Penetapan bahan organik berdasarkan oksidasi karbon, dua cara oksidasi yang sering digunakan untuk penetapan ini adalah oksidasi basah dan oksidasi kering. Laboratorium kimia Balittanah menggunakan metode oksidasi basah dengan menggunakan kalium dikhromat dan asam sulfat pekat, pengukuran kepekatan bahan organik dilakukan secara kolorimetri, oksidasi tersebut dikenal dengan nama metode Kurmies. Sedangkan metode kering menurut Dentendt hanya digunakan untuk kalibrasi metode oksidasi basah (Sudjadi, 1971).
Dalam tanah terdapat hubungan antar kadar bahan organik dengan nitrogen yang dinyatakan dalam nilai C/N karena
a.Terdapat kemungkinan nitrogen antara jasad renik dan tanaman.
b.Diperlukan dalam pengaturan bahan organik tanah dan nitrogen tersedia dan kecepatan pembusukan (Soepartini, 1987).
c.Tekstur Tanah
Tekstur tanah menunjukkan perbandingan relatif dari berbagai kelompok besar butir primer, kelompok ukuran butir tersebut adalah pasir 2 mm – 50 µ, debu 50 µ-2 µ, liat <2 µ.

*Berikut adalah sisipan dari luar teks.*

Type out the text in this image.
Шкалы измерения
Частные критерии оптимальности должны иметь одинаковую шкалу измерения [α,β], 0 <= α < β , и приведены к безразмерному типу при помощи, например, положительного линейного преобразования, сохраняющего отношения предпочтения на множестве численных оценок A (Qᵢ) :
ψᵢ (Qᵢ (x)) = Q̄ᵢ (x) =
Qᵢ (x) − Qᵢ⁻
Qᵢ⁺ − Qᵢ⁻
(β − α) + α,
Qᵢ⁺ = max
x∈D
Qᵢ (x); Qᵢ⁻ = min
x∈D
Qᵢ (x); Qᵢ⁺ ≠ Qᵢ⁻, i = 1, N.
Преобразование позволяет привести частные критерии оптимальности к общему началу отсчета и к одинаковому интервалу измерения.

Fraksi pasir dan debu mempunyai aktifitas permukaan yang rendah sehingga secara fisik dan kimia dapat dikatakan tidak aktif. Fraksi liat menentukan kapasitas menahan air dan Nilai Tukar Kation. Penetapan tekstur yang dilakukan di laboratorium kimia Balittanah Bogor yaitu metode pipet, dan untuk kadar pasir, debu serta liat ditetapkan secara gravimetri. Dalam penetapan ini mula-mula bahan organik dioksidasikan dan garam yang mudah larut dihilangan dari tanah. Setelah itu, pasir dipisahkan dengan pengayakan basah, debu dan liat dipisahkan dengan cara pemipetan yang dilakukan berdasarkan kecepatan mengenap menurut hukum Stoke (Akademi Kimia Analisis, 1980).